The first was Nancy’s Cultured Cream Cheese. I discovered it at my local grocery store several years ago and even wrote about it (Click HERE). But, as often happens, they stopped carrying it. “Out of sight; out of mind.” I forgot about it until I was in Whole Foods a couple of days ago and re-discovered it. Only 35 mg sodium for 2 tablespoons. I’m happy to have a new source for this fine product. I'll stock up whenever I shop at WF.

Nature's Rancher Uncured Pork & Beef Hot Dogs
250 mg Sodium for Each Link

I also came home with two packages of Nature’s Rancher Uncured Pork and Beef Hot Dogs. As an experiment, the last time I made the TJ/WF trip, I got a package of Applegate Organic Uncured Beef Hot Dogs (280 mg sodium per link) at TJ and a package of Nature’s Rancher Uncured Pork and Beef Hot Dogs (250 mg sodium per link) at Whole Foods. My husband and I liked both brands. But since that shopping trip, Applegate has changed their formulations and their hot dogs are now 500 mg sodium per link. Such a disappointment! I was happy to find that the Nature’s Rancher links hadn’t changed and are still 250 mg sodium per link, so I got a couple of packages. When I got home, I packaged them up into bundles of 4 links each for freezing. Each bundle is perfect for two days worth of hot dog lunches. Another product to stock up on when I shop at WF.

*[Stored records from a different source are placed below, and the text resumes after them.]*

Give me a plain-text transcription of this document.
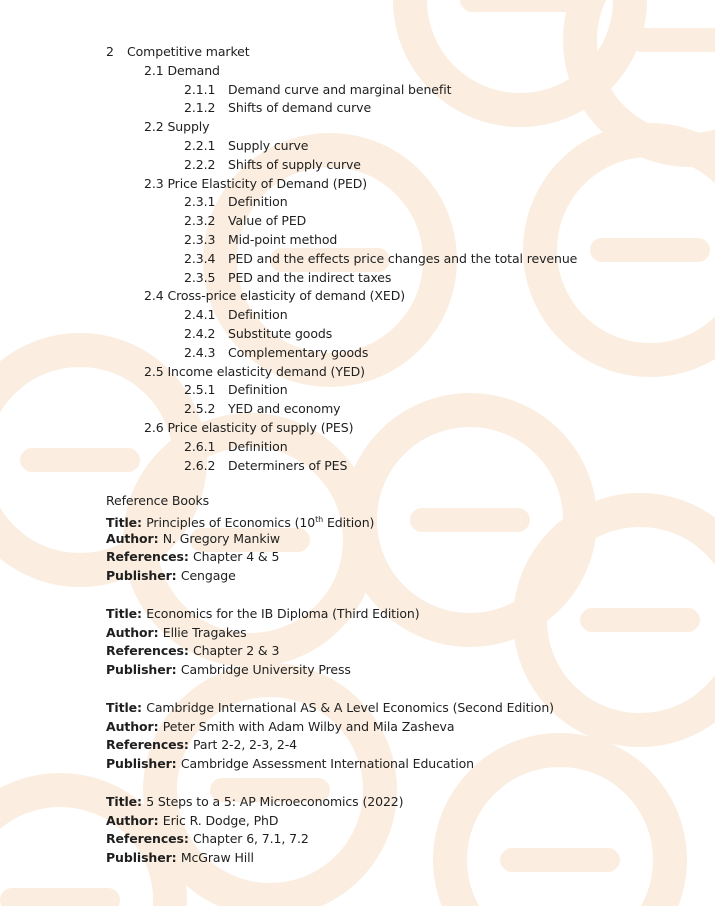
2 Competitive market
2.1 Demand
2.1.1 Demand curve and marginal benefit
2.1.2 Shifts of demand curve
2.2 Supply
2.2.1 Supply curve
2.2.2 Shifts of supply curve
2.3 Price Elasticity of Demand (PED)
2.3.1 Definition
2.3.2 Value of PED
2.3.3 Mid-point method
2.3.4 PED and the effects price changes and the total revenue
2.3.5 PED and the indirect taxes
2.4 Cross-price elasticity of demand (XED)
2.4.1 Definition
2.4.2 Substitute goods
2.4.3 Complementary goods
2.5 Income elasticity demand (YED)
2.5.1 Definition
2.5.2 YED and economy
2.6 Price elasticity of supply (PES)
2.6.1 Definition
2.6.2 Determiners of PES
Reference Books
Title: Principles of Economics (10th Edition)
Author: N. Gregory Mankiw
References: Chapter 4 & 5
Publisher: Cengage
Title: Economics for the IB Diploma (Third Edition)
Author: Ellie Tragakes
References: Chapter 2 & 3
Publisher: Cambridge University Press
Title: Cambridge International AS & A Level Economics (Second Edition)
Author: Peter Smith with Adam Wilby and Mila Zasheva
References: Part 2-2, 2-3, 2-4
Publisher: Cambridge Assessment International Education
Title: 5 Steps to a 5: AP Microeconomics (2022)
Author: Eric R. Dodge, PhD
References: Chapter 6, 7.1, 7.2
Publisher: McGraw Hill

According to its website, Nature’s Rancher products are exclusive to Whole Foods. However, not all WF stores carry all Nature’s Rancher products. The website advises checking with your local WF market’s meat manager for availability.
Whole Foods "Perfectly Plain" Unsalted Roast Chicken

Finally, I bought a Whole Foods hot, ready-to-eat roast chicken — Perfectly Plain. The chickens are supposed to be free from any salted injections, brines, or seasonings. I was shopping around noon, so by the time I got to the hot food section, most of the seasoned chickens were gone. Not a problem for me, though. I picked up a Perfectly Plain chicken, paid for all my purchases, and headed out to the car.

Even though the chickens were supposed to be salt free, I wanted to make sure for myself. So, once in the car, I opened the package, and tore off a leg. One bite confirmed that the chicken, was, indeed, salt free, and I drove straight home. No need to worry about that day’s lunch.

WF "Perfectly Plain" Unsalted Roast Chicken

Although the roast chicken was fairly small in comparison to the 4-5 pound birds I can get at the grocery store, we didn’t eat all of it in one sitting. The next day, I fixed chicken salad with some leftover breast meat. Plus, I saved the all the bones and skin, combined them with some chicken backs languishing in my freezer, and made broth in my electric pressure cooker. So, I sort of got my money’s worth.

The judgment: The WF salt-free roast chicken tastes fine. However, my husband said he preferred my home-cooked roast chicken. Me too. After all, I season our roast chicken with various herbs and spices. Also, a WF bird is quite expensive. Stands to reason – It’s organic and the work is done for you. I can find salt free Foster Farms whole chickens at all my local grocery stores, and they’re often on sale for 79¢ - 99¢ a pound.

Would I buy one again? Probably only if I found myself in a similar situation –— It’s mealtime, I need to get home, and I don’t want to chance anything from the WF deli/salad bar section or stop at a restaurant on the way home.